少しして、宝の周囲に、気持ちのいい夏の夜風が吹いた。
「どうしたの。にやにやしちゃって。なにかいいことでもあったの?」と白いエプロン姿の宝の姉の町田衣が宝に言った。衣は今、学校の(衣は中学三年生だった)制服姿のまま、仕事で帰りの遅くなる両親の代わりに、町田家の晩御飯の準備をしているところだった。
「ううん、別に」と、花火を見ながら宝は言った。
「本当? 宝。すごく嬉しそうな顔をしているけどな。本当はなにかいいことがあったんでしょ? 教えなさいよ」と料理をしながら、にやにやと幸せそうな顔で笑って衣は言う。
「別になにもないよ」
今度はキッチンのほうを振り返って宝は言う。
「本当かな?」と宝を見ながらふふっと笑って、衣は言った。
衣にそう言った宝だけど、実は、衣の言う通りに、宝は、最近、すごくいいことがあったのだ。(そのことを姉に指摘されて、宝は内心びっくりした。……でも、そのことは、お姉ちゃんには絶対に秘密だ)
このとき、宝は、自分と同年代の、小学校六年生の一人の女の子に恋をしていた。
こんなひねくれ者の自分が(ずっと僕は一生、誰も愛することもなく、孤独のまま人生を終えるのだ、と今まで宝は思っていた)誰かに恋をするなんて、自分自身でも信じられなかった。
……でも、確かに宝は今、恋をしていた。
そのことが、なんだか(自分自身でも)すごく、本当にすごく嬉しかったのだ。
宝は縁側から立ち上がると、金魚の柄の描かれているうちわを置いて、キッチンまで移動をする。

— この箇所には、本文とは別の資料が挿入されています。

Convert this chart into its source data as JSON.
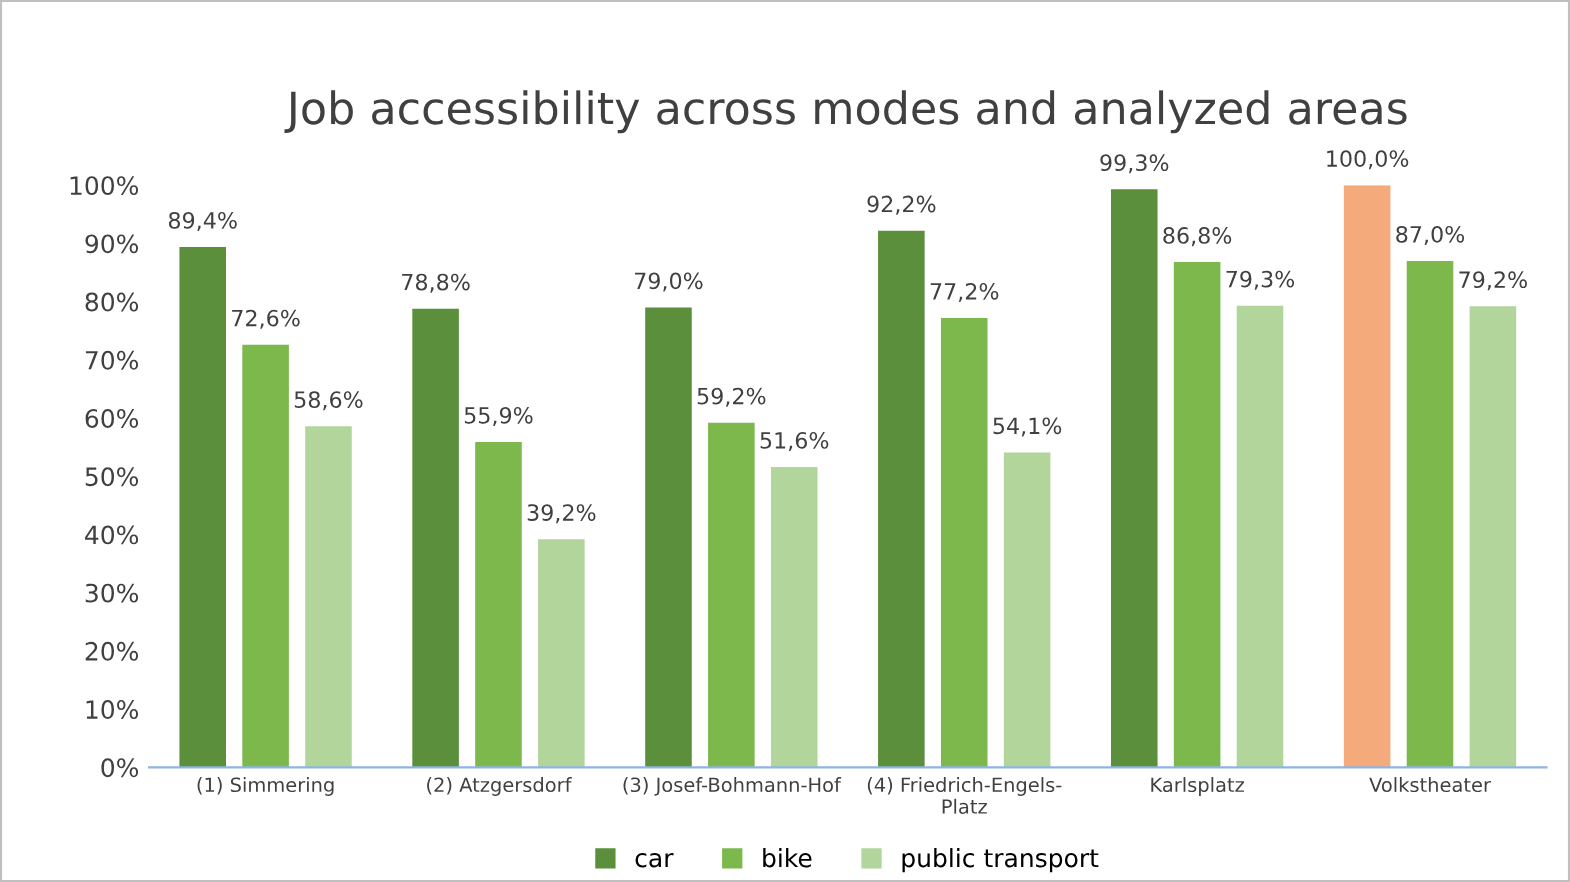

そこで手を洗いながら、「お姉ちゃん。晩御飯の準備手伝うよ。なにを手伝ったらいい?」と宝は言った。
「ありがとう。宝。じゃあ、これ、出来上がった料理とみんなの箸や食器。テーブルの上に持って行って」と嬉しそうな顔をして、衣は宝にそう言った。
町田家の姉弟が、そうやってキッチンで仲良く晩御飯の料理をしているとき、どーんとまた、遠くの夏の夜空では、花火があがった。(その花火の色彩が、町田家の縁側を、その花火の色に淡く染めていた)
……それは穏やかな、いつもの町田家の夏の夜の風景だった。